As to the immediate cause of the disaster that has bereaved so many American households and robbed the American navy of one of the most valued elements of its fighting strength, we heed Captain Sigsbee’s appeal to sound judgment. The Government has set an investigation on foot, and the Journal has independently undertaken another. Between them the truth will soon be known. If it be found that the Spanish authorities have fought about this calamity, so profitable to themselves, no power from the White House to Wall Street will be able to restrain the American people from exacting a terrible retribution. And Spain’s innocence must be clearly proven. All the circumstances of the case fix the burden of proof upon her. [* * *]
In such circumstances polite expressions of regret count for nothing. The investigations must clearly disclose Spain’s innocence or her guilt will be assumed.

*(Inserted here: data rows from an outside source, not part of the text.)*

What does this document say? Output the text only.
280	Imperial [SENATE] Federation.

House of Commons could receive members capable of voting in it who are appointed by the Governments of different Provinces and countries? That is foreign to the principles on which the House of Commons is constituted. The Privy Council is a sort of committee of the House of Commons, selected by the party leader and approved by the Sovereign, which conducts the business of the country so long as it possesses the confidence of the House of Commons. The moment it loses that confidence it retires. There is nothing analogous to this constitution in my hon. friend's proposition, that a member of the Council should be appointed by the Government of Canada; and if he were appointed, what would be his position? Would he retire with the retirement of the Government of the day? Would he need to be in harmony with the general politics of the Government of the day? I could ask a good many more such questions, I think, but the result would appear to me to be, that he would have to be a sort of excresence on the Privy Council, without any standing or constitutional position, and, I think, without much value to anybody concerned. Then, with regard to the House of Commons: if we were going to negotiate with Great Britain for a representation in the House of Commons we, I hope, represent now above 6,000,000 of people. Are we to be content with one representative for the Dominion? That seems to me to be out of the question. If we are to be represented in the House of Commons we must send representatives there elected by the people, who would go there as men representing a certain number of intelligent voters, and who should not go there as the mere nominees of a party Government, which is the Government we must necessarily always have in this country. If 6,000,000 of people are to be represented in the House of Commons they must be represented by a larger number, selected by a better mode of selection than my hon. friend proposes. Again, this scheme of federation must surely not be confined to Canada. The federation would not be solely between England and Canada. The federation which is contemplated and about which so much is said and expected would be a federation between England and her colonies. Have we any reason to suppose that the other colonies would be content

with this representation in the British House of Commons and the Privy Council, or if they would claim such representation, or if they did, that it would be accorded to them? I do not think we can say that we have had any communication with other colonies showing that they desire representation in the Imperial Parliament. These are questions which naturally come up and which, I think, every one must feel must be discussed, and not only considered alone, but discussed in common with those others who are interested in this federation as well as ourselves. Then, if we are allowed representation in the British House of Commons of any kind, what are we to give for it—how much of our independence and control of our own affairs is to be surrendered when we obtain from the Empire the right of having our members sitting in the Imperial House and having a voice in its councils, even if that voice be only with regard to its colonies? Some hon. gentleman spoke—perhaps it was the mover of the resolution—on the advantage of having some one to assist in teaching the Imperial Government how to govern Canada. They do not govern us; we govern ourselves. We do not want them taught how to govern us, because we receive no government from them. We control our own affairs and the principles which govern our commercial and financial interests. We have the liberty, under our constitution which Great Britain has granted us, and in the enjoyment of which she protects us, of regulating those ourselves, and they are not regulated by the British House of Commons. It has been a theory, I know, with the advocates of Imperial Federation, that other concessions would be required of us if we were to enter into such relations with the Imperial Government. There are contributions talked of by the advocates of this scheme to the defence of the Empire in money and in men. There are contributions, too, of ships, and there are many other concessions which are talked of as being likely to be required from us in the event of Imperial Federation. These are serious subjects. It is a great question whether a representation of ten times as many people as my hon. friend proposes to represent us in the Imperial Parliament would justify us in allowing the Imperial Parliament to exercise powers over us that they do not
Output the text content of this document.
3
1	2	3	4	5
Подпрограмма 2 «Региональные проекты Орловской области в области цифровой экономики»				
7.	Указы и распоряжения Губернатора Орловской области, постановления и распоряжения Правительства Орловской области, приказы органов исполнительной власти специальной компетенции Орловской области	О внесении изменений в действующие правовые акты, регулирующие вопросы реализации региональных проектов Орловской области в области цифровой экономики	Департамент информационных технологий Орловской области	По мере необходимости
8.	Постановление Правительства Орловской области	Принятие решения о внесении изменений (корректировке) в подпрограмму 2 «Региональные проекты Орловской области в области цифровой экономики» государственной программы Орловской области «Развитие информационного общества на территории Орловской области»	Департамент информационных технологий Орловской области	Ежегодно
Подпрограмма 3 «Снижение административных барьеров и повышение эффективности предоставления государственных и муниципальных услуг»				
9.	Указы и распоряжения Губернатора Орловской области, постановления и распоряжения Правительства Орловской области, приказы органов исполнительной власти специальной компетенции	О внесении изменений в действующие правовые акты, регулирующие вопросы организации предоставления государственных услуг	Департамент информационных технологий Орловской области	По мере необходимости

William Randolph Hearst is the prime example of what is called "yellow journalism."
Read that editorial again and read it aloud. Substitute "China" for "Spain." Or substitute "Russia." You will hear in Hearst's 1898 editorial the same jingoism, the same hysteria, and the same ulterior motives as in today's air-bag reportage. Then, the “news” was printed. Today, it is mostly digital.
The mediums of public manipulation have changed. The methods are old hat.
Cui bono?
The sinking of the USS Maine did not start a war. The narrative of its sinking did.
Then, as now, avaricious, power-seeking folks profit from War. In the main, the people "liberated" from Spain by American conquest did not gain by it, although a certain economic strata, a certain business and latifundium class certainly did. The Spanish-American War, like later western invasions purportedly undertaken to defend the oppressed and downtrodden, was supposed to free the people of Cuba, the Philippines, Puerto Rico and Guam from Spanish colonial rule. The war was marketed that way to a 19th Century American public that was - then as now - at once credulous, prideful and insecure. But no one was made free on the islands conquered by the United States. Only their labor and natural resources were. The effect of the war was simply to transfer dominion from one colonialist to another. The "duty to defend" was a duplicitous doctrine in the 19th Century as it is in the 21st.
The Spanish-American War also propelled a war hawk into the White House, Teddy Roosevelt. The Spanish-American War inspired a period of aggressive, muscular, imperial American foreign policy that continues today. You see it today in Eastern Europe, Asia, Africa and South America.
We still hear William Randolph Hearst's shrill voice. His cant that Spain must be presumed guilty until proven innocent is the cant of today's war cheerleaders against China. It is a parody of the presumption of innocence and it is a perversion of history.
That's the Maine thing about the downing of the Red Chinese Balloon.